“…feeling sad, but knowing she had done the right thing with her two pets.”
One of Beth’s brothers called her to take a bundle from him.
“Be careful of it, Beth. Perhaps you had better open it up inside”, he said.
Beth rushed inside and shut the door, then very carefully opened up the sack. Inside were two tiny grey rabbits.
“Oh aren’t they lovely, but how did you get them?” she asked.
“Well, the dogs chased a rabbit while we were out on the back paddock, and we found that it was a mother and so we looked for the burrow and found these,” said her brother.
Beth found a box and put some hay and a blanket in it and then went off to ask Mother if she could have an eye dropper to try to feed the wee rabbits. They must have been very hungry for it wasn’t long before those babies were sucking away at the end of the dropper and having a good feed. Being so tiny, they were not afraid and soon were quite happy and hopping around the house. Beth had to make sure that the cats were all shut outside while she played with the rabbits.
They grew fast and it wasn’t long before the box wouldn’t keep them safe, so Dad built them a pen with a little warm house in one corner for them to sleep in.
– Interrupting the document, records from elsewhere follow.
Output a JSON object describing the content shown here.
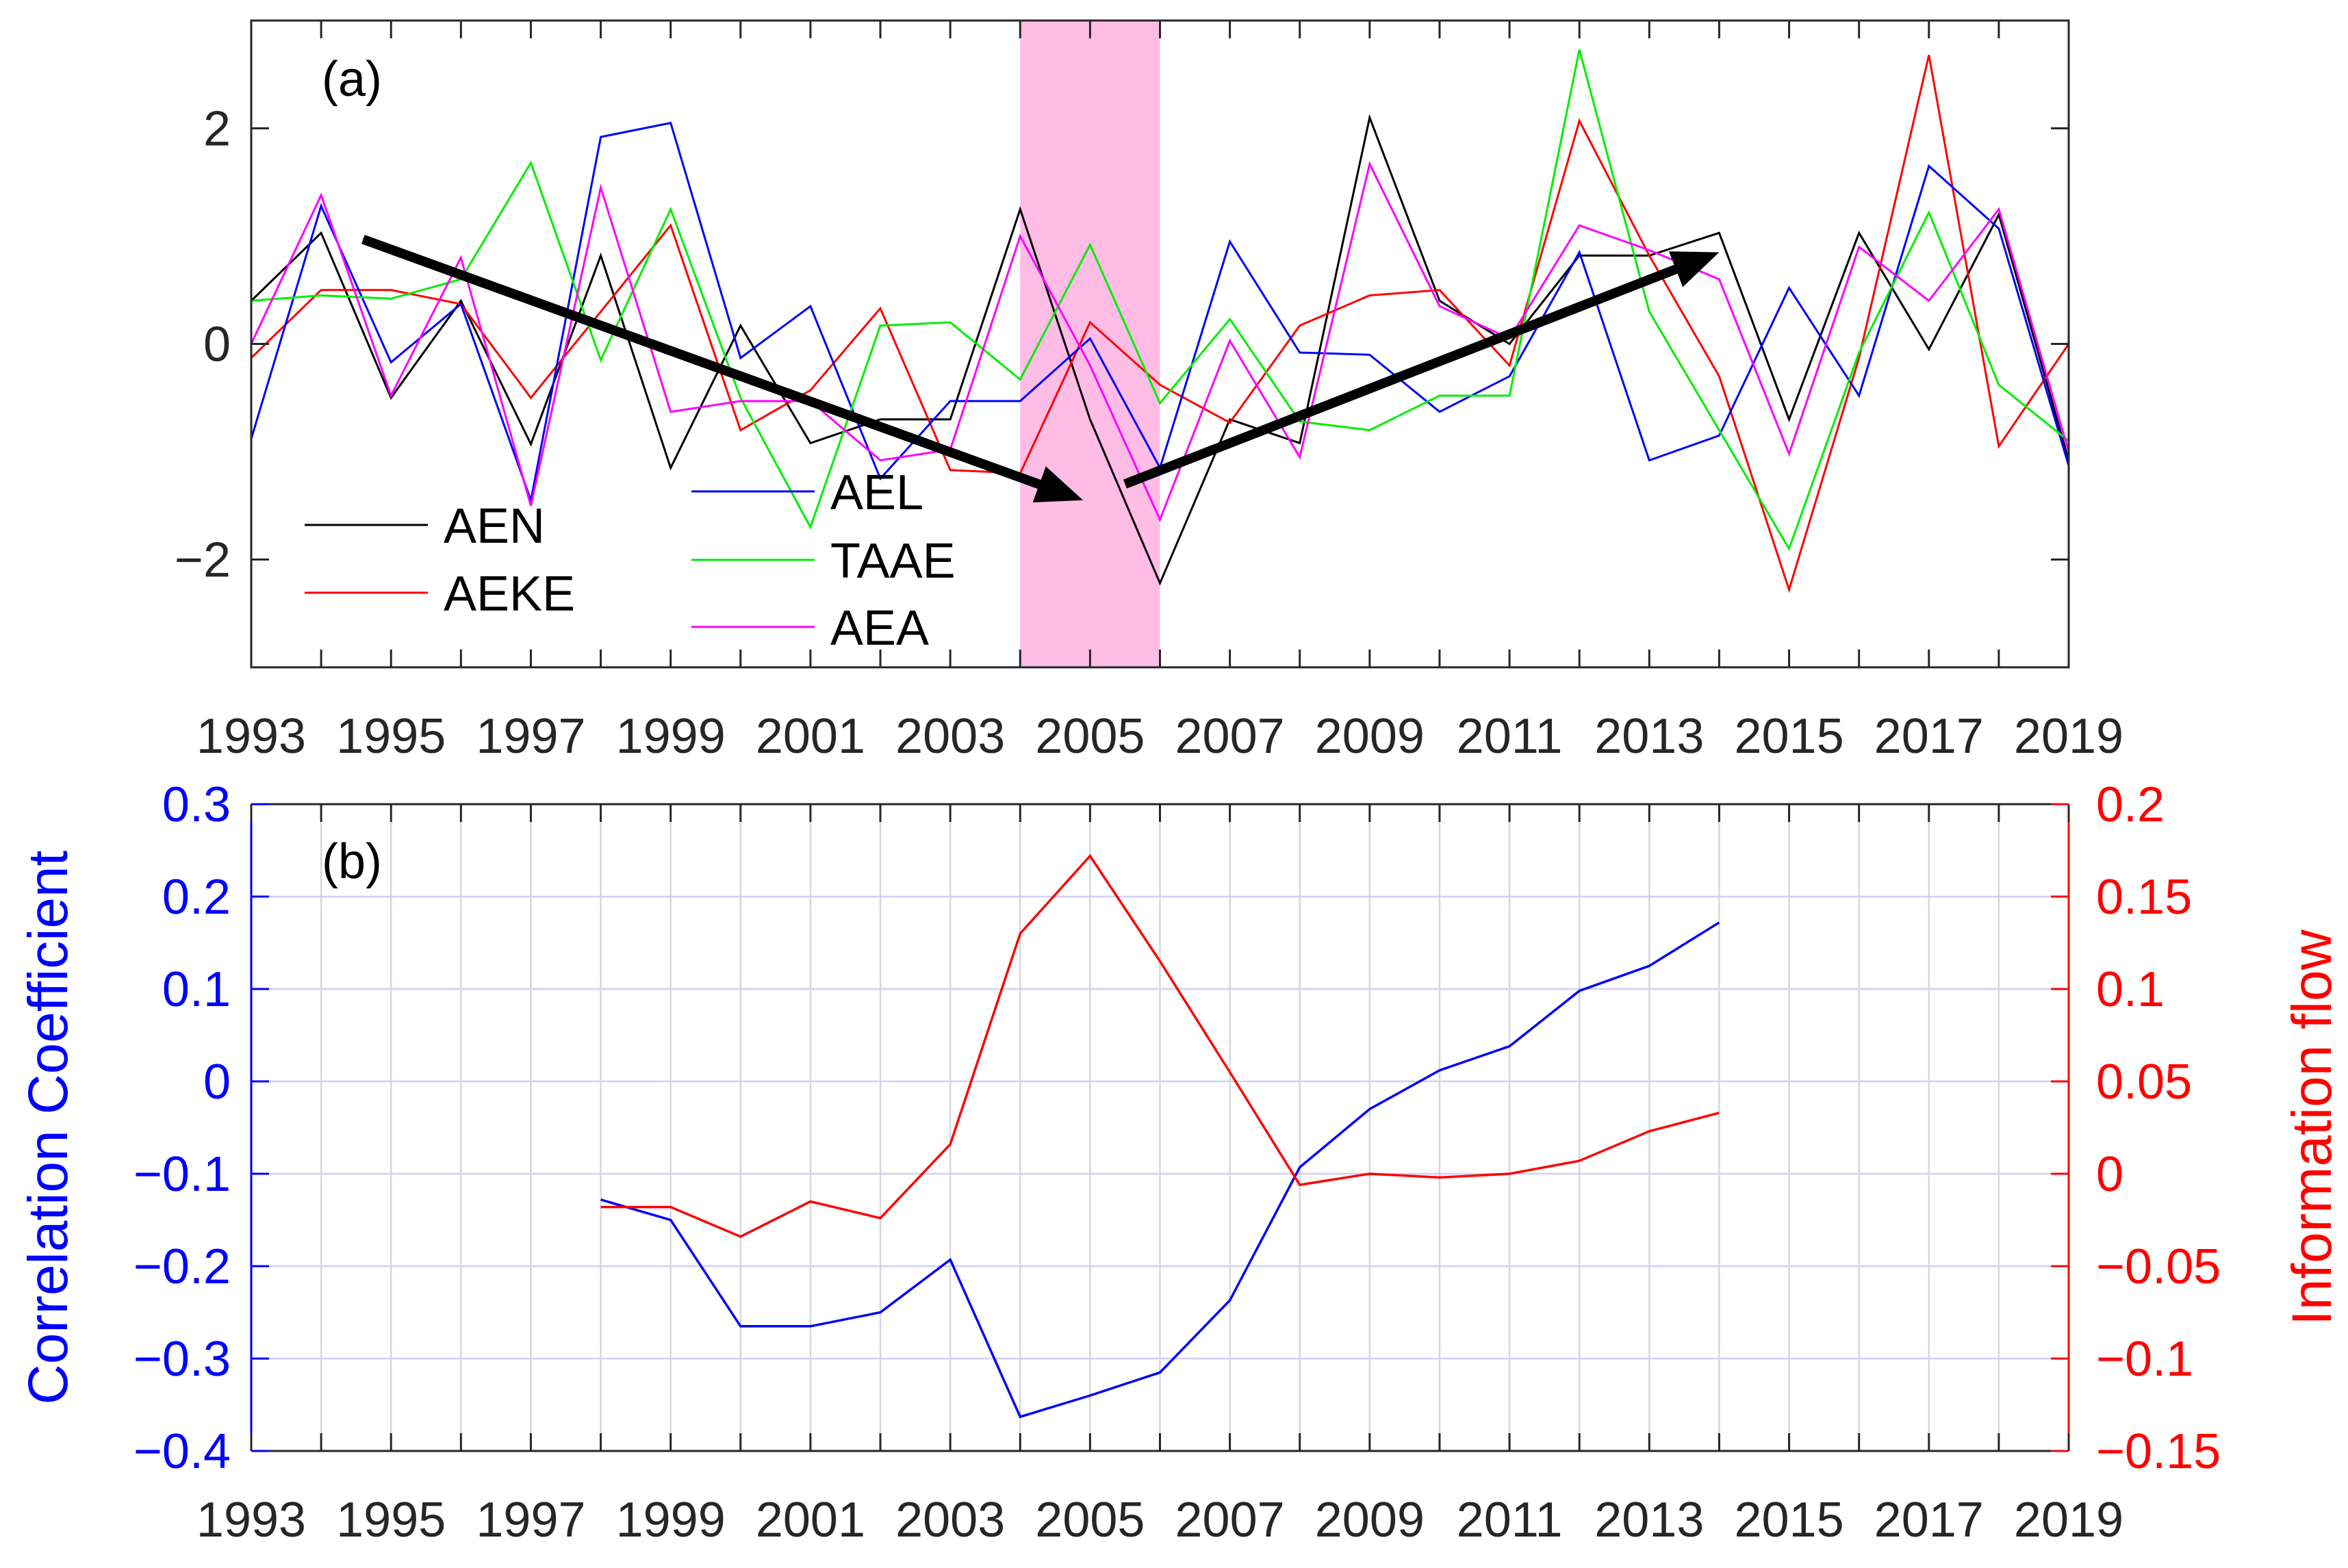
{
  "chart_data": [
    {
      "type": "line",
      "panel_label": "(a)",
      "x": [
        1993,
        1994,
        1995,
        1996,
        1997,
        1998,
        1999,
        2000,
        2001,
        2002,
        2003,
        2004,
        2005,
        2006,
        2007,
        2008,
        2009,
        2010,
        2011,
        2012,
        2013,
        2014,
        2015,
        2016,
        2017,
        2018,
        2019
      ],
      "xlim": [
        1993,
        2019
      ],
      "ylim": [
        -3,
        3
      ],
      "xticks": [
        "1993",
        "1995",
        "1997",
        "1999",
        "2001",
        "2003",
        "2005",
        "2007",
        "2009",
        "2011",
        "2013",
        "2015",
        "2017",
        "2019"
      ],
      "yticks": [
        "−2",
        "0",
        "2"
      ],
      "shaded_span": [
        2004,
        2006
      ],
      "shade_color": "#ffbde6",
      "trend_arrows": [
        {
          "from": [
            1994.6,
            0.97
          ],
          "to": [
            2004.9,
            -1.45
          ]
        },
        {
          "from": [
            2005.5,
            -1.3
          ],
          "to": [
            2014.0,
            0.85
          ]
        }
      ],
      "series": [
        {
          "name": "AEN",
          "color": "#000000",
          "values": [
            0.4,
            1.03,
            -0.5,
            0.4,
            -0.93,
            0.82,
            -1.15,
            0.17,
            -0.92,
            -0.7,
            -0.7,
            1.25,
            -0.7,
            -2.22,
            -0.7,
            -0.92,
            2.1,
            0.4,
            0.0,
            0.82,
            0.82,
            1.03,
            -0.7,
            1.03,
            -0.05,
            1.2,
            -1.08
          ]
        },
        {
          "name": "AEKE",
          "color": "#ff0000",
          "values": [
            -0.13,
            0.5,
            0.5,
            0.37,
            -0.5,
            0.3,
            1.1,
            -0.8,
            -0.43,
            0.33,
            -1.17,
            -1.2,
            0.2,
            -0.38,
            -0.73,
            0.17,
            0.45,
            0.5,
            -0.2,
            2.07,
            0.82,
            -0.3,
            -2.28,
            -0.13,
            2.68,
            -0.95,
            0.0
          ]
        },
        {
          "name": "AEL",
          "color": "#0000ff",
          "values": [
            -0.88,
            1.28,
            -0.17,
            0.37,
            -1.45,
            1.92,
            2.05,
            -0.13,
            0.35,
            -1.25,
            -0.53,
            -0.53,
            0.05,
            -1.15,
            0.95,
            -0.08,
            -0.1,
            -0.63,
            -0.3,
            0.85,
            -1.08,
            -0.85,
            0.52,
            -0.48,
            1.65,
            1.07,
            -1.13
          ]
        },
        {
          "name": "TAAE",
          "color": "#00ee00",
          "values": [
            0.4,
            0.45,
            0.42,
            0.6,
            1.68,
            -0.15,
            1.25,
            -0.5,
            -1.7,
            0.17,
            0.2,
            -0.33,
            0.92,
            -0.55,
            0.23,
            -0.72,
            -0.8,
            -0.48,
            -0.48,
            2.73,
            0.3,
            -0.8,
            -1.9,
            -0.08,
            1.22,
            -0.38,
            -0.9
          ]
        },
        {
          "name": "AEA",
          "color": "#ff00ff",
          "values": [
            0.0,
            1.38,
            -0.48,
            0.8,
            -1.5,
            1.45,
            -0.63,
            -0.53,
            -0.53,
            -1.08,
            -0.98,
            1.0,
            -0.2,
            -1.63,
            0.03,
            -1.05,
            1.67,
            0.35,
            0.05,
            1.1,
            0.87,
            0.6,
            -1.02,
            0.9,
            0.4,
            1.25,
            -1.0
          ]
        }
      ]
    },
    {
      "type": "line",
      "panel_label": "(b)",
      "xlim": [
        1993,
        2019
      ],
      "xticks": [
        "1993",
        "1995",
        "1997",
        "1999",
        "2001",
        "2003",
        "2005",
        "2007",
        "2009",
        "2011",
        "2013",
        "2015",
        "2017",
        "2019"
      ],
      "y_left": {
        "label": "Correlation Coefficient",
        "color": "#0000ff",
        "lim": [
          -0.4,
          0.3
        ],
        "ticks": [
          "−0.4",
          "−0.3",
          "−0.2",
          "−0.1",
          "0",
          "0.1",
          "0.2",
          "0.3"
        ]
      },
      "y_right": {
        "label": "Information flow",
        "color": "#ff0000",
        "lim": [
          -0.15,
          0.2
        ],
        "ticks": [
          "−0.15",
          "−0.1",
          "−0.05",
          "0",
          "0.05",
          "0.1",
          "0.15",
          "0.2"
        ]
      },
      "series": [
        {
          "name": "Correlation Coefficient",
          "axis": "left",
          "color": "#0000ff",
          "x": [
            1998,
            1999,
            2000,
            2001,
            2002,
            2003,
            2004,
            2005,
            2006,
            2007,
            2008,
            2009,
            2010,
            2011,
            2012,
            2013,
            2014
          ],
          "values": [
            -0.128,
            -0.15,
            -0.265,
            -0.265,
            -0.25,
            -0.193,
            -0.363,
            -0.34,
            -0.315,
            -0.237,
            -0.093,
            -0.03,
            0.012,
            0.038,
            0.098,
            0.125,
            0.172
          ]
        },
        {
          "name": "Information flow",
          "axis": "right",
          "color": "#ff0000",
          "x": [
            1998,
            1999,
            2000,
            2001,
            2002,
            2003,
            2004,
            2005,
            2006,
            2007,
            2008,
            2009,
            2010,
            2011,
            2012,
            2013,
            2014
          ],
          "values": [
            -0.018,
            -0.018,
            -0.034,
            -0.015,
            -0.024,
            0.016,
            0.13,
            0.172,
            0.115,
            0.055,
            -0.006,
            0.0,
            -0.002,
            0.0,
            0.007,
            0.023,
            0.033
          ]
        }
      ]
    }
  ]
}
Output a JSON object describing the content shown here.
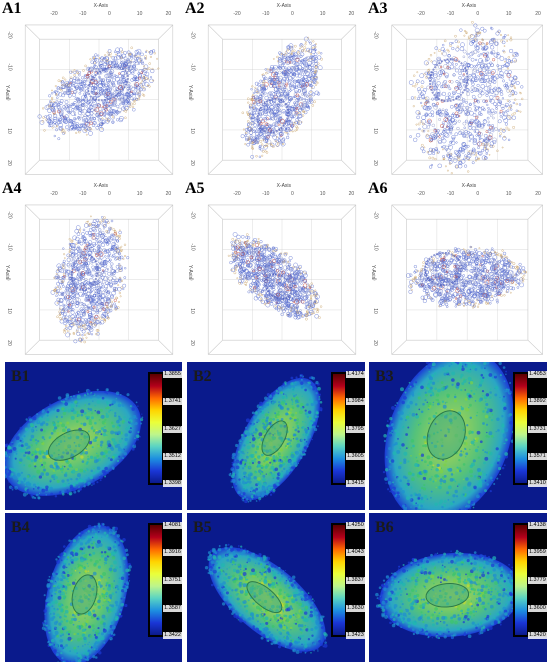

Beth could move them around the lawn so that they had plenty of nice fresh grass to eat, and they also had milk thistles and some carrots which made a good diet for growing bunnies.
They were very quiet, and if Beth was careful and shut the cats inside the house, she could let the two rabbits out onto the lawn and they would hop and play around with her.
Months passed and the rabbits were fully grown, and Beth finally decided that she was being very selfish keeping them as her pets, instead of them being able to be free and run and play with the other rabbits. One morning Beth put them carefully into a box, and, mounting her pony, set off for the back paddock. When she reached a suitable place, away at the far end of their large farm, she dismounted and, sitting down in the lush grass, opened the box.
The two rabbits hopped out and nibbled the grass close to the box. Beth lay down in the grass close to them, and the rabbits would hop off and feed and then run back to cuddle up to her, which made it very hard for Beth to stick to her decision. At last though they evidently decided that Beth wasn’t going to put them back in the box and they hopped further away over the paddock, leaping and skipping merrily.
Suddenly, to Beth’s delight, she saw two other rabbits hop out into the open and stop beside her pets. There was a session of sniffing each other and then after a few hops and skips they all disappeared together. Beth mounted her pony, and rode slowly home, feeling sad, but knowing she had done the right thing with her two pets.